Ele arrumou o terno pela milésima vez e ajeitou a gravata, que embora ainda torta, refletia aquilo que ele enxergava contra a superfície empoeirada do espelho.
A vitrola no outro cômodo rodava lentamente um vinil velho e o blues se espalhava pela sala como fumaça.
Acendeu outro cigarro. "O cigarro é o templo do solitário", concluiu.
Era mais um domingo melancólico, porque domingos e melancolia eram coisas que combinavam naturalmente, como seus dedos amarelados e o copo de uísque sem gelo em cima da escrivaninha. Como seus livros mofados e a abstinência criativa pra escrever o terceiro capítulo daquele romance que não se concluía nunca.

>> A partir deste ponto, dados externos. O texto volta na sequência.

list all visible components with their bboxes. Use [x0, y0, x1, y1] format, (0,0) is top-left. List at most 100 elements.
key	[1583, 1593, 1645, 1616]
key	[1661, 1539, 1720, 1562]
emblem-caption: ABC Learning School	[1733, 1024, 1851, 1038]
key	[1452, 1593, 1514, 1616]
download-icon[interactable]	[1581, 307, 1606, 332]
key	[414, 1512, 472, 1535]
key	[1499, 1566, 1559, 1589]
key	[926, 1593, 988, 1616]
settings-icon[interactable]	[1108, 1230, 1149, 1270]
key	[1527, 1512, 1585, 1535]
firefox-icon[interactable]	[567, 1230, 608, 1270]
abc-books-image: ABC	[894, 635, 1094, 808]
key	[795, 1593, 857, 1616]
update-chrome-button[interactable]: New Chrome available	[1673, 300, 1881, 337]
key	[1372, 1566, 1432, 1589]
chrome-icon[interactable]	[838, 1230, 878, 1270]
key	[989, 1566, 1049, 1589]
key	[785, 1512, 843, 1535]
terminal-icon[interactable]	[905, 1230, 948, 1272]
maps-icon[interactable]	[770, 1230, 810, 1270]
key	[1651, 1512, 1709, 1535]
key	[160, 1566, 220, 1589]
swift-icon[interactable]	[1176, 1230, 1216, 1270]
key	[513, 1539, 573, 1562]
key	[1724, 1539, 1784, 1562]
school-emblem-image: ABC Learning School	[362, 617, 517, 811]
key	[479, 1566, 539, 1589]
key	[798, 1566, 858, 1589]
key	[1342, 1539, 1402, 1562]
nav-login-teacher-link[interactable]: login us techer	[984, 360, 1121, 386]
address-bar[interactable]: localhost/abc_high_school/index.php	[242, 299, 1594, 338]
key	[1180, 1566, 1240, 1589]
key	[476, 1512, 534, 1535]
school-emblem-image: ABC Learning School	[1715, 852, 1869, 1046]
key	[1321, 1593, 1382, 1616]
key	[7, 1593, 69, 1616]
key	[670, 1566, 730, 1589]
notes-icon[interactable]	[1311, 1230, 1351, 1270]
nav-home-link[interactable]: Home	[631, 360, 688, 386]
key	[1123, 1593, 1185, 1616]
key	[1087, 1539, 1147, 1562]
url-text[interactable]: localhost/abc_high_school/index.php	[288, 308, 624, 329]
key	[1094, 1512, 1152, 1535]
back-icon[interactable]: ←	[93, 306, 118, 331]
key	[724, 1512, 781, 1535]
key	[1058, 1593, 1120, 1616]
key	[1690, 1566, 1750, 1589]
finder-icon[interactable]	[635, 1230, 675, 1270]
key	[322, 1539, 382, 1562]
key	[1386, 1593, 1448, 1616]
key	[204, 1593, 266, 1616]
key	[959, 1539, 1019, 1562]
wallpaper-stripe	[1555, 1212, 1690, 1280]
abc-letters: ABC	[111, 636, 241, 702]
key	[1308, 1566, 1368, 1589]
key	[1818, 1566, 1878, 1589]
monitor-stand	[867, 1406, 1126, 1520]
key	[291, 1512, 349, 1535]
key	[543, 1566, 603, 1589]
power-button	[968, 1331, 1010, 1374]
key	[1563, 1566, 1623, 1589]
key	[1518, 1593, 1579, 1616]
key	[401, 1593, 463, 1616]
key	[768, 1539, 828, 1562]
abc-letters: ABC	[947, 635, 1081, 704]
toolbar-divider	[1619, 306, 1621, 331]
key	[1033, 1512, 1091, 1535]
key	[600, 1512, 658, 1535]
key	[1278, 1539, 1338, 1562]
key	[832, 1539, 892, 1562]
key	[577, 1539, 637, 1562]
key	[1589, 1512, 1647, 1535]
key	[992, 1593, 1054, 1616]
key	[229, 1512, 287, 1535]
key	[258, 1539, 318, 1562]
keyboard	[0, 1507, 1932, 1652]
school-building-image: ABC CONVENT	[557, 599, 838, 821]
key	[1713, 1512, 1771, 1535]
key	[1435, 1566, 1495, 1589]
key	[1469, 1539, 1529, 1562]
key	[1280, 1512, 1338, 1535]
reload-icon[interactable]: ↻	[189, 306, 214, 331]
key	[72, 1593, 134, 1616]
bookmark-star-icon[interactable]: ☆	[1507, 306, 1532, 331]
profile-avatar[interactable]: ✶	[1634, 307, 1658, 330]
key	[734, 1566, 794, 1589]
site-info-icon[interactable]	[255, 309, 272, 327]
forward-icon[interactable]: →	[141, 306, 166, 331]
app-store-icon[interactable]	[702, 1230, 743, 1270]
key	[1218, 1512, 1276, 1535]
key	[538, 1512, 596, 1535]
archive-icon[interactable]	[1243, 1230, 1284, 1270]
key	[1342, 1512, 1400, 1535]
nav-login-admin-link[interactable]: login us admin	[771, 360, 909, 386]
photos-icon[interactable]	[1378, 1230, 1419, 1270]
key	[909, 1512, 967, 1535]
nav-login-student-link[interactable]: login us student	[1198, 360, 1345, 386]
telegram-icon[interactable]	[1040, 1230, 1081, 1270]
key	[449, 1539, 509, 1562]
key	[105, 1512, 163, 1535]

Escutou a voz do seu empresário ressoar na cabeça: "é o seguinte, se não terminar isso pra semana que vem tá acabado, entendeu? ninguém vai querer essa porcaria sem continuidade e você vai ficar falido o resto da vida."
Pensando bem, não se lembrava de quando não fora falido. "Sempre fui uma angústia eterna... e como o ser humano é viciado nessa ideia de eternidade, né?". Sorria sozinho pra não desabar sobre si mesmo, mantinha seus diálogos matinais pra fingir que existia algum tipo de espaço na eternidade solitária de um final de semana.
Por isso, todo domingo de manhã colocava o terno desbotado, deixava tocar baixinho seu blues depressivo e tomava outro gole amargo, acendia o cigarro de sempre e fingia que seria o último domingo que faria isso, porque ela iria voltar.
A semana passava e ela não voltava nunca.